В типичных случаях нарушения кровообращения в каротидном бассейне проявляются односторонним выпадением чувствительности и/или двигательных функций, преходящей слепотой и выпадением функций коры мозга. Под преходящей слепотой понимают временную потерю зрения на один глаз, возникающую за несколько секунд и сохраняющуюся в течение нескольких минут. Слепота, сохраняющаяся в течение 24 часов, является аналогом инсульта. Наличие эпизодов явной преходящей слепоты при отсутствии источника эмболии на уровне сонных артерий или сердца служит показанием для консультирования больного у офтальмолога с целью исключения ишемической нейропатии зрительного нерва (микрососудистое поражение задних ресничных артерий), в результате которой возникает острая ишемия диска зрительного нерва.
Инсульты сонной артерии следует дифференцировать с эпилепсией, опухолями, гигантскими аневризмами, гипогликемией и мигренью. Что касается дифференцировки эмболических и гемодинамических событий, то она обычно невозможна. Хотя когда ТИА предшествуют обильная еда, прием горячей ванны или физические нагрузки, следует подозревать наличие гемодинамически значимых стенозов внутренней артерии каротис.

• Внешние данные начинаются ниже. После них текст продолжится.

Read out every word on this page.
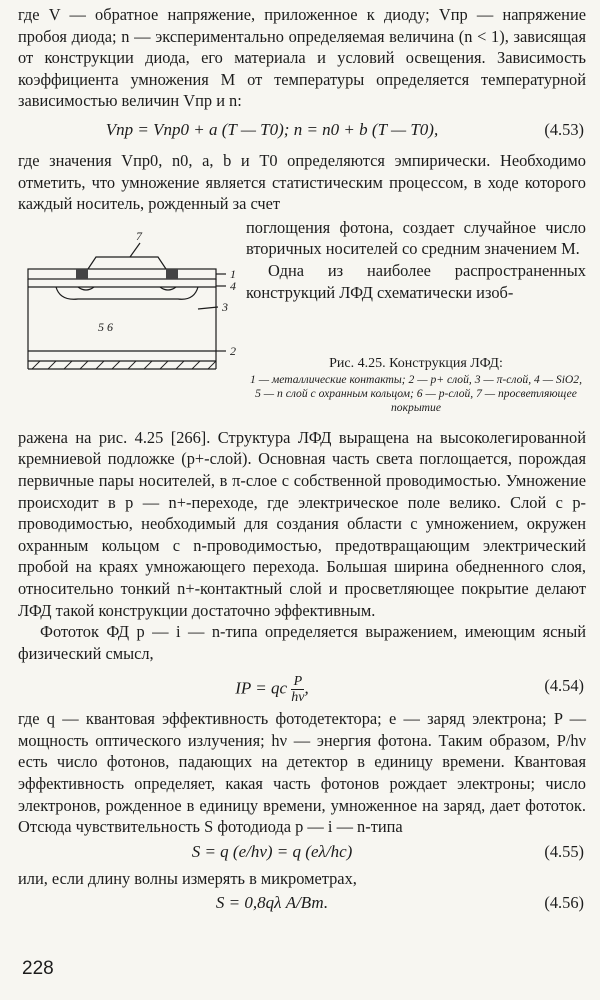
где V — обратное напряжение, приложенное к диоду; Vпр — напряжение пробоя диода; n — экспериментально определяемая величина (n < 1), зависящая от конструкции диода, его материала и условий освещения. Зависимость коэффициента умножения M от температуры определяется температурной зависимостью величин Vпр и n:

Vпр = Vпр0 + a (T — T0); n = n0 + b (T — T0),	(4.53)

где значения Vпр0, n0, a, b и T0 определяются эмпирически. Необходимо отметить, что умножение является статистическим процессом, в ходе которого каждый носитель, рожденный за счет

1
4
3
2
7
5 6

поглощения фотона, создает случайное число вторичных носителей со средним значением M.

Одна из наиболее распространенных конструкций ЛФД схематически изоб-

Рис. 4.25. Конструкция ЛФД:
1 — металлические контакты; 2 — p+ слой, 3 — π-слой, 4 — SiO2, 5 — n слой с охранным кольцом; 6 — p-слой, 7 — просветляющее покрытие

ражена на рис. 4.25 [266]. Структура ЛФД выращена на высоколегированной кремниевой подложке (p+-слой). Основная часть света поглощается, порождая первичные пары носителей, в π-слое с собственной проводимостью. Умножение происходит в p — n+-переходе, где электрическое поле велико. Слой с p-проводимостью, необходимый для создания области с умножением, окружен охранным кольцом с n-проводимостью, предотвращающим электрический пробой на краях умножающего перехода. Большая ширина обедненного слоя, относительно тонкий n+-контактный слой и просветляющее покрытие делают ЛФД такой конструкции достаточно эффективным.

Фототок ФД p — i — n-типа определяется выражением, имеющим ясный физический смысл,

IP = qc $\frac{P}{h\nu}$ ,	(4.54)

где q — квантовая эффективность фотодетектора; e — заряд электрона; P — мощность оптического излучения; hν — энергия фотона. Таким образом, P/hν есть число фотонов, падающих на детектор в единицу времени. Квантовая эффективность определяет, какая часть фотонов рождает электроны; число электронов, рожденное в единицу времени, умноженное на заряд, дает фототок. Отсюда чувствительность S фотодиода p — i — n-типа

S = q (e/hν) = q (eλ/hc)	(4.55)

или, если длину волны измерять в микрометрах,

S = 0,8qλ А/Вт.	(4.56)
228
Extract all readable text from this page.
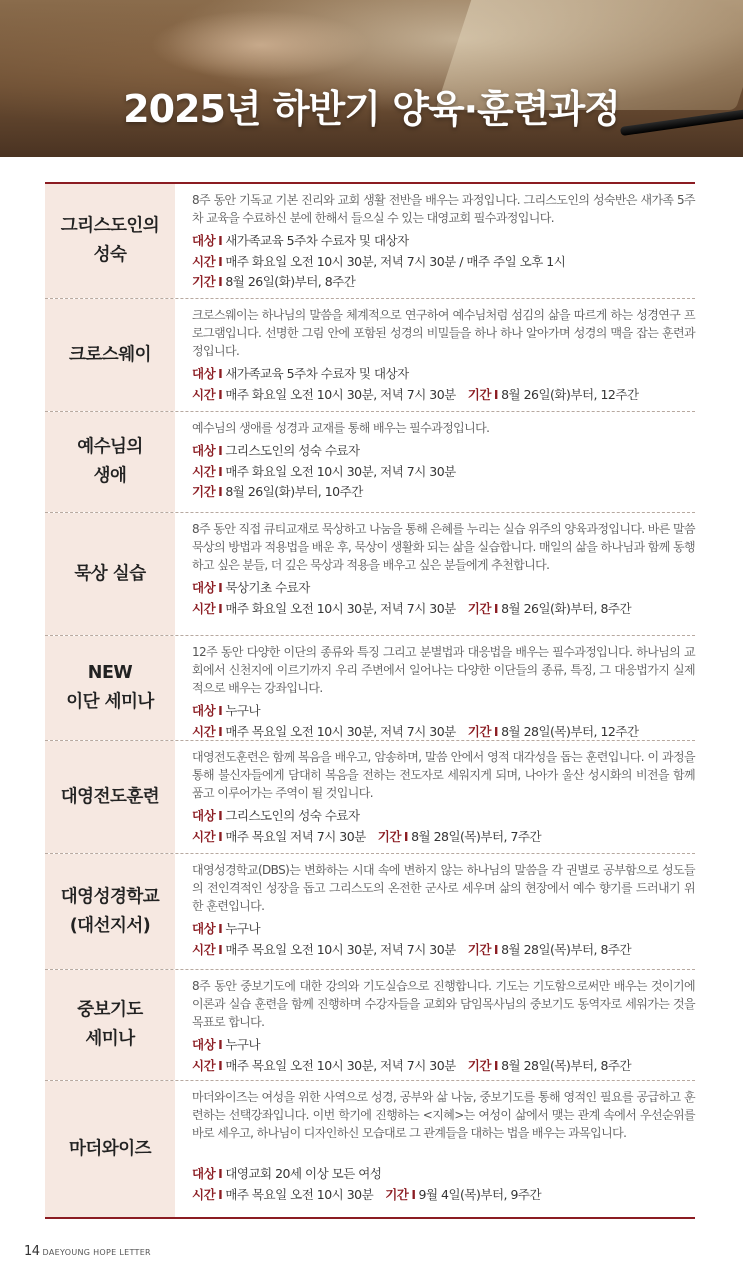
2025년 하반기 양육·훈련과정
그리스도인의
성숙
8주 동안 기독교 기본 진리와 교회 생활 전반을 배우는 과정입니다. 그리스도인의 성숙반은 새가족 5주차 교육을 수료하신 분에 한해서 들으실 수 있는 대영교회 필수과정입니다.
대상 I 새가족교육 5주차 수료자 및 대상자
시간 I 매주 화요일 오전 10시 30분, 저녁 7시 30분 / 매주 주일 오후 1시
기간 I 8월 26일(화)부터, 8주간
크로스웨이
크로스웨이는 하나님의 말씀을 체계적으로 연구하여 예수님처럼 섬김의 삶을 따르게 하는 성경연구 프로그램입니다. 선명한 그림 안에 포함된 성경의 비밀들을 하나 하나 알아가며 성경의 맥을 잡는 훈련과정입니다.
대상 I 새가족교육 5주차 수료자 및 대상자
시간 I 매주 화요일 오전 10시 30분, 저녁 7시 30분 기간 I 8월 26일(화)부터, 12주간
예수님의
생애
예수님의 생애를 성경과 교재를 통해 배우는 필수과정입니다.
대상 I 그리스도인의 성숙 수료자
시간 I 매주 화요일 오전 10시 30분, 저녁 7시 30분
기간 I 8월 26일(화)부터, 10주간
묵상 실습
8주 동안 직접 큐티교재로 묵상하고 나눔을 통해 은혜를 누리는 실습 위주의 양육과정입니다. 바른 말씀 묵상의 방법과 적용법을 배운 후, 묵상이 생활화 되는 삶을 실습합니다. 매일의 삶을 하나님과 함께 동행하고 싶은 분들, 더 깊은 묵상과 적용을 배우고 싶은 분들에게 추천합니다.
대상 I 묵상기초 수료자
시간 I 매주 화요일 오전 10시 30분, 저녁 7시 30분 기간 I 8월 26일(화)부터, 8주간
NEW
이단 세미나
12주 동안 다양한 이단의 종류와 특징 그리고 분별법과 대응법을 배우는 필수과정입니다. 하나님의 교회에서 신천지에 이르기까지 우리 주변에서 일어나는 다양한 이단들의 종류, 특징, 그 대응법가지 실제적으로 배우는 강좌입니다.
대상 I 누구나
시간 I 매주 목요일 오전 10시 30분, 저녁 7시 30분 기간 I 8월 28일(목)부터, 12주간
대영전도훈련
대영전도훈련은 함께 복음을 배우고, 암송하며, 말씀 안에서 영적 대각성을 돕는 훈련입니다. 이 과정을 통해 불신자들에게 담대히 복음을 전하는 전도자로 세워지게 되며, 나아가 울산 성시화의 비전을 함께 품고 이루어가는 주역이 될 것입니다.
대상 I 그리스도인의 성숙 수료자
시간 I 매주 목요일 저녁 7시 30분 기간 I 8월 28일(목)부터, 7주간
대영성경학교
(대선지서)
대영성경학교(DBS)는 변화하는 시대 속에 변하지 않는 하나님의 말씀을 각 권별로 공부함으로 성도들의 전인격적인 성장을 돕고 그리스도의 온전한 군사로 세우며 삶의 현장에서 예수 향기를 드러내기 위한 훈련입니다.
대상 I 누구나
시간 I 매주 목요일 오전 10시 30분, 저녁 7시 30분 기간 I 8월 28일(목)부터, 8주간
중보기도
세미나
8주 동안 중보기도에 대한 강의와 기도실습으로 진행합니다. 기도는 기도함으로써만 배우는 것이기에 이론과 실습 훈련을 함께 진행하며 수강자들을 교회와 담임목사님의 중보기도 동역자로 세워가는 것을 목표로 합니다.
대상 I 누구나
시간 I 매주 목요일 오전 10시 30분, 저녁 7시 30분 기간 I 8월 28일(목)부터, 8주간
마더와이즈
마더와이즈는 여성을 위한 사역으로 성경, 공부와 삶 나눔, 중보기도를 통해 영적인 필요를 공급하고 훈련하는 선택강좌입니다. 이번 학기에 진행하는 <지혜>는 여성이 삶에서 맺는 관계 속에서 우선순위를 바로 세우고, 하나님이 디자인하신 모습대로 그 관계들을 대하는 법을 배우는 과목입니다.
대상 I 대영교회 20세 이상 모든 여성
시간 I 매주 목요일 오전 10시 30분 기간 I 9월 4일(목)부터, 9주간
14 DAEYOUNG HOPE LETTER
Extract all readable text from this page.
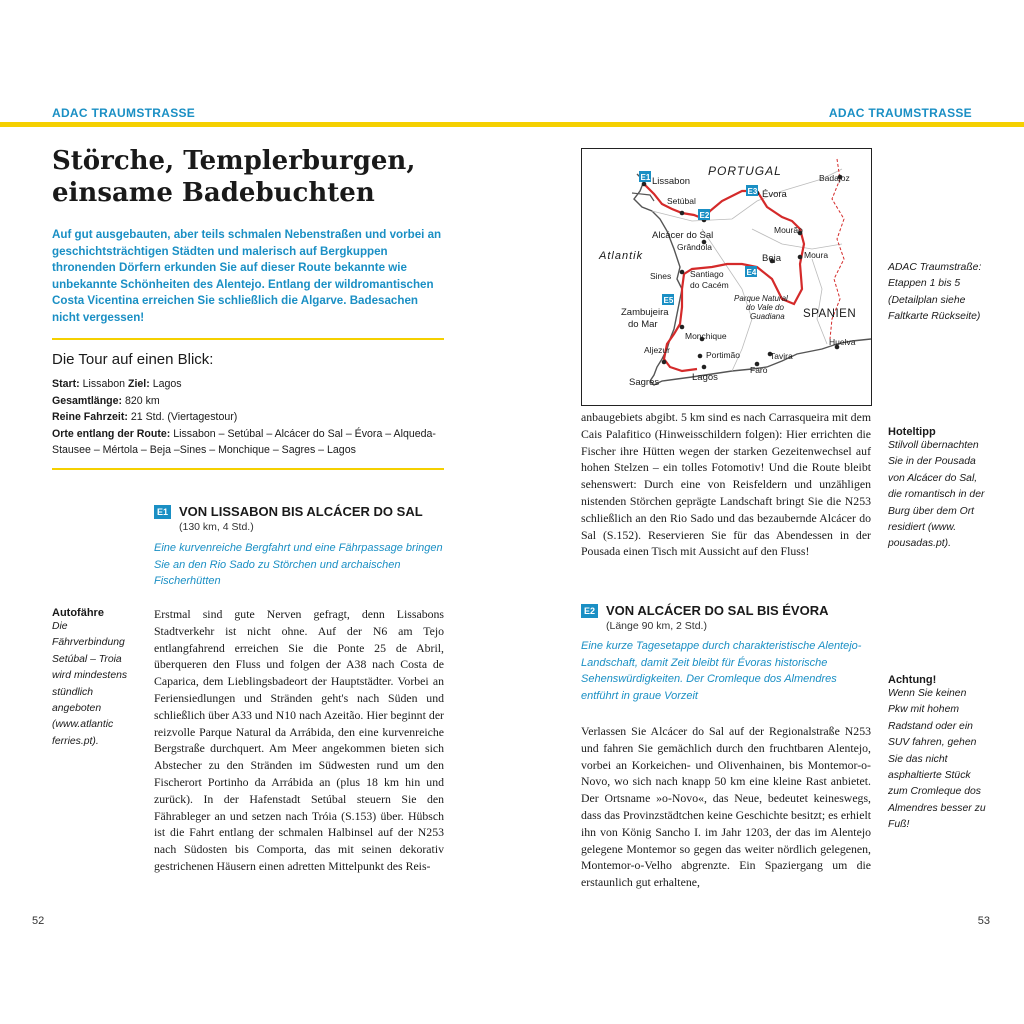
ADAC TRAUMSTRASSE	ADAC TRAUMSTRASSE
Störche, Templerburgen,
einsame Badebuchten
Auf gut ausgebauten, aber teils schmalen Nebenstraßen und vorbei an geschichtsträchtigen Städten und malerisch auf Bergkuppen thronenden Dörfern erkunden Sie auf dieser Route bekannte wie unbekannte Schönheiten des Alentejo. Entlang der wildromantischen Costa Vicentina erreichen Sie schließlich die Algarve. Badesachen nicht vergessen!
Die Tour auf einen Blick:
Start: Lissabon Ziel: Lagos
Gesamtlänge: 820 km
Reine Fahrzeit: 21 Std. (Viertagestour)
Orte entlang der Route: Lissabon – Setúbal – Alcácer do Sal – Évora – Alqueda-Stausee – Mértola – Beja –Sines – Monchique – Sagres – Lagos
E1 VON LISSABON BIS ALCÁCER DO SAL
(130 km, 4 Std.)
Eine kurvenreiche Bergfahrt und eine Fährpassage bringen Sie an den Rio Sado zu Störchen und archaischen Fischerhütten
Erstmal sind gute Nerven gefragt, denn Lissabons Stadtverkehr ist nicht ohne. Auf der N6 am Tejo entlangfahrend erreichen Sie die Ponte 25 de Abril, überqueren den Fluss und folgen der A38 nach Costa de Caparica, dem Lieblingsbadeort der Hauptstädter. Vorbei an Feriensiedlungen und Stränden geht's nach Süden und schließlich über A33 und N10 nach Azeitão. Hier beginnt der reizvolle Parque Natural da Arrábida, den eine kurvenreiche Bergstraße durchquert. Am Meer angekommen bieten sich Abstecher zu den Stränden im Südwesten rund um den Fischerort Portinho da Arrábida an (plus 18 km hin und zurück). In der Hafenstadt Setúbal steuern Sie den Fährableger an und setzen nach Tróia (S.153) über. Hübsch ist die Fahrt entlang der schmalen Halbinsel auf der N253 nach Südosten bis Comporta, das mit seinen dekorativ gestrichenen Häusern einen adretten Mittelpunkt des Reis-
Autofähre
Die Fährverbindung Setúbal – Troia wird mindestens stündlich angeboten (www.atlantic ferries.pt).
52
E1
E2
E3
E4
E5
PORTUGAL
SPANIEN
Atlantik
Lissabon
Setúbal
Évora
Badajoz
Alcácer do Sal
Grândola
Mourão
Moura
Beja
Sines Santiago
do Cacém
Parque Natural
do Vale do
Guadiana
Zambujeira
do Mar
Monchique
Aljezur	Portimão	Tavira
Huelva
Faro
Lagos
Sagres
ADAC Traumstraße: Etappen 1 bis 5 (Detailplan siehe Faltkarte Rückseite)
anbaugebiets abgibt. 5 km sind es nach Carrasqueira mit dem Cais Palafitico (Hinweisschildern folgen): Hier errichten die Fischer ihre Hütten wegen der starken Gezeitenwechsel auf hohen Stelzen – ein tolles Fotomotiv! Und die Route bleibt sehenswert: Durch eine von Reisfeldern und unzähligen nistenden Störchen geprägte Landschaft bringt Sie die N253 schließlich an den Rio Sado und das bezaubernde Alcácer do Sal (S.152). Reservieren Sie für das Abendessen in der Pousada einen Tisch mit Aussicht auf den Fluss!
Hoteltipp
Stilvoll übernachten Sie in der Pousada von Alcácer do Sal, die romantisch in der Burg über dem Ort residiert (www. pousadas.pt).
E2 VON ALCÁCER DO SAL BIS ÉVORA
(Länge 90 km, 2 Std.)
Eine kurze Tagesetappe durch charakteristische Alentejo-Landschaft, damit Zeit bleibt für Évoras historische Sehenswürdigkeiten. Der Cromleque dos Almendres entführt in graue Vorzeit
Verlassen Sie Alcácer do Sal auf der Regionalstraße N253 und fahren Sie gemächlich durch den fruchtbaren Alentejo, vorbei an Korkeichen- und Olivenhainen, bis Montemor-o-Novo, wo sich nach knapp 50 km eine kleine Rast anbietet. Der Ortsname »o-Novo«, das Neue, bedeutet keineswegs, dass das Provinzstädtchen keine Geschichte besitzt; es erhielt ihn von König Sancho I. im Jahr 1203, der das im Alentejo gelegene Montemor so gegen das weiter nördlich gelegenen, Montemor-o-Velho abgrenzte. Ein Spaziergang um die erstaunlich gut erhaltene,
Achtung!
Wenn Sie keinen Pkw mit hohem Radstand oder ein SUV fahren, gehen Sie das nicht asphaltierte Stück zum Cromleque dos Almendres besser zu Fuß!
53
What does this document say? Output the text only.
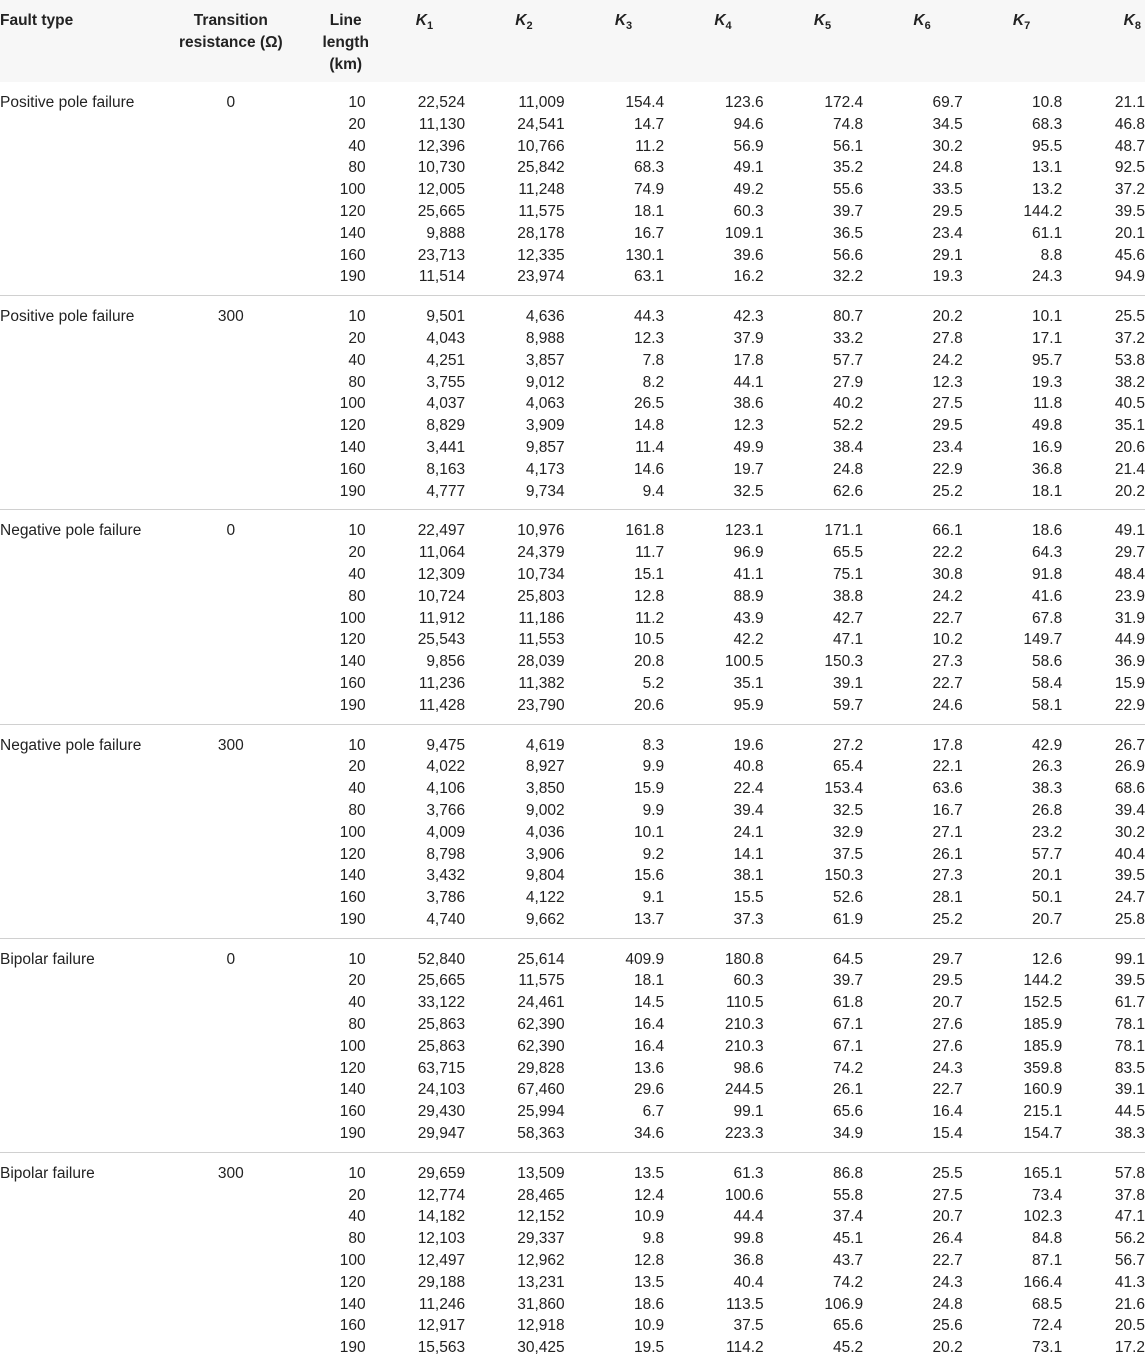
Fault type	Transition resistance (Ω)	Line length (km)	$K_1$	$K_2$	$K_3$	$K_4$	$K_5$	$K_6$	$K_7$	$K_8$
Positive pole failure	0	10	22,524	11,009	154.4	123.6	172.4	69.7	10.8	21.1
		20	11,130	24,541	14.7	94.6	74.8	34.5	68.3	46.8
		40	12,396	10,766	11.2	56.9	56.1	30.2	95.5	48.7
		80	10,730	25,842	68.3	49.1	35.2	24.8	13.1	92.5
		100	12,005	11,248	74.9	49.2	55.6	33.5	13.2	37.2
		120	25,665	11,575	18.1	60.3	39.7	29.5	144.2	39.5
		140	9,888	28,178	16.7	109.1	36.5	23.4	61.1	20.1
		160	23,713	12,335	130.1	39.6	56.6	29.1	8.8	45.6
		190	11,514	23,974	63.1	16.2	32.2	19.3	24.3	94.9
Positive pole failure	300	10	9,501	4,636	44.3	42.3	80.7	20.2	10.1	25.5
		20	4,043	8,988	12.3	37.9	33.2	27.8	17.1	37.2
		40	4,251	3,857	7.8	17.8	57.7	24.2	95.7	53.8
		80	3,755	9,012	8.2	44.1	27.9	12.3	19.3	38.2
		100	4,037	4,063	26.5	38.6	40.2	27.5	11.8	40.5
		120	8,829	3,909	14.8	12.3	52.2	29.5	49.8	35.1
		140	3,441	9,857	11.4	49.9	38.4	23.4	16.9	20.6
		160	8,163	4,173	14.6	19.7	24.8	22.9	36.8	21.4
		190	4,777	9,734	9.4	32.5	62.6	25.2	18.1	20.2
Negative pole failure	0	10	22,497	10,976	161.8	123.1	171.1	66.1	18.6	49.1
		20	11,064	24,379	11.7	96.9	65.5	22.2	64.3	29.7
		40	12,309	10,734	15.1	41.1	75.1	30.8	91.8	48.4
		80	10,724	25,803	12.8	88.9	38.8	24.2	41.6	23.9
		100	11,912	11,186	11.2	43.9	42.7	22.7	67.8	31.9
		120	25,543	11,553	10.5	42.2	47.1	10.2	149.7	44.9
		140	9,856	28,039	20.8	100.5	150.3	27.3	58.6	36.9
		160	11,236	11,382	5.2	35.1	39.1	22.7	58.4	15.9
		190	11,428	23,790	20.6	95.9	59.7	24.6	58.1	22.9
Negative pole failure	300	10	9,475	4,619	8.3	19.6	27.2	17.8	42.9	26.7
		20	4,022	8,927	9.9	40.8	65.4	22.1	26.3	26.9
		40	4,106	3,850	15.9	22.4	153.4	63.6	38.3	68.6
		80	3,766	9,002	9.9	39.4	32.5	16.7	26.8	39.4
		100	4,009	4,036	10.1	24.1	32.9	27.1	23.2	30.2
		120	8,798	3,906	9.2	14.1	37.5	26.1	57.7	40.4
		140	3,432	9,804	15.6	38.1	150.3	27.3	20.1	39.5
		160	3,786	4,122	9.1	15.5	52.6	28.1	50.1	24.7
		190	4,740	9,662	13.7	37.3	61.9	25.2	20.7	25.8
Bipolar failure	0	10	52,840	25,614	409.9	180.8	64.5	29.7	12.6	99.1
		20	25,665	11,575	18.1	60.3	39.7	29.5	144.2	39.5
		40	33,122	24,461	14.5	110.5	61.8	20.7	152.5	61.7
		80	25,863	62,390	16.4	210.3	67.1	27.6	185.9	78.1
		100	25,863	62,390	16.4	210.3	67.1	27.6	185.9	78.1
		120	63,715	29,828	13.6	98.6	74.2	24.3	359.8	83.5
		140	24,103	67,460	29.6	244.5	26.1	22.7	160.9	39.1
		160	29,430	25,994	6.7	99.1	65.6	16.4	215.1	44.5
		190	29,947	58,363	34.6	223.3	34.9	15.4	154.7	38.3
Bipolar failure	300	10	29,659	13,509	13.5	61.3	86.8	25.5	165.1	57.8
		20	12,774	28,465	12.4	100.6	55.8	27.5	73.4	37.8
		40	14,182	12,152	10.9	44.4	37.4	20.7	102.3	47.1
		80	12,103	29,337	9.8	99.8	45.1	26.4	84.8	56.2
		100	12,497	12,962	12.8	36.8	43.7	22.7	87.1	56.7
		120	29,188	13,231	13.5	40.4	74.2	24.3	166.4	41.3
		140	11,246	31,860	18.6	113.5	106.9	24.8	68.5	21.6
		160	12,917	12,918	10.9	37.5	65.6	25.6	72.4	20.5
		190	15,563	30,425	19.5	114.2	45.2	20.2	73.1	17.2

Вертебробазилярные инсульты в бассейне сонной артерии проявляются двухсторонней слепотой, нарушением походки и положения (равновесия), одно или двухсторонними нарушениями чувствительности или двигательных функций (в 10% случаев отмечаются односторонние нарушения чувствительности/двигательных функций), дизартрией, гомонимной гемианопсией, нистагмом, головокружением, диплопией и вертиго. Исторически так сложилось, что большинство клиницистов приучали к тому, что о вертебробазилярной недостаточности свидетельствует головокружение, возникающее при поворотах шеи. При этом данный симптом объяснялся тем, что поворот шеи сопровождается сдавливанием позвоночных артерий на уровне поперечных отростков верхних шейных позвонков. На самом деле, использование допплеровского транскраниального цветного картирования позвоночных артерий, позволило выявить, что движения шеи практически никак не сказываются на их кровотоке (ни на его направлении, ни на объемной скорости). У этих пациентов более вероятно наличие патологии внутреннего уха и прежде чем решать, что они страдают от вертебробазилярной недостаточности, следует исключить именно эту патологию.
Термином «не полушарные» описывают изолированные синкопальные состояния, пресинкопальные состояния (приступы резкой слабости), изолированные головокружения, изолированные приступы диплопии и изолированные вертиго (истинные, вестибулярные головокружения). Эти состояния никогда не следует приписывать нарушениям кровообращения в каротидном или вертебробазилярном бассейне, по крайней мере, пока не будет исключена патология внутреннего уха или сердца.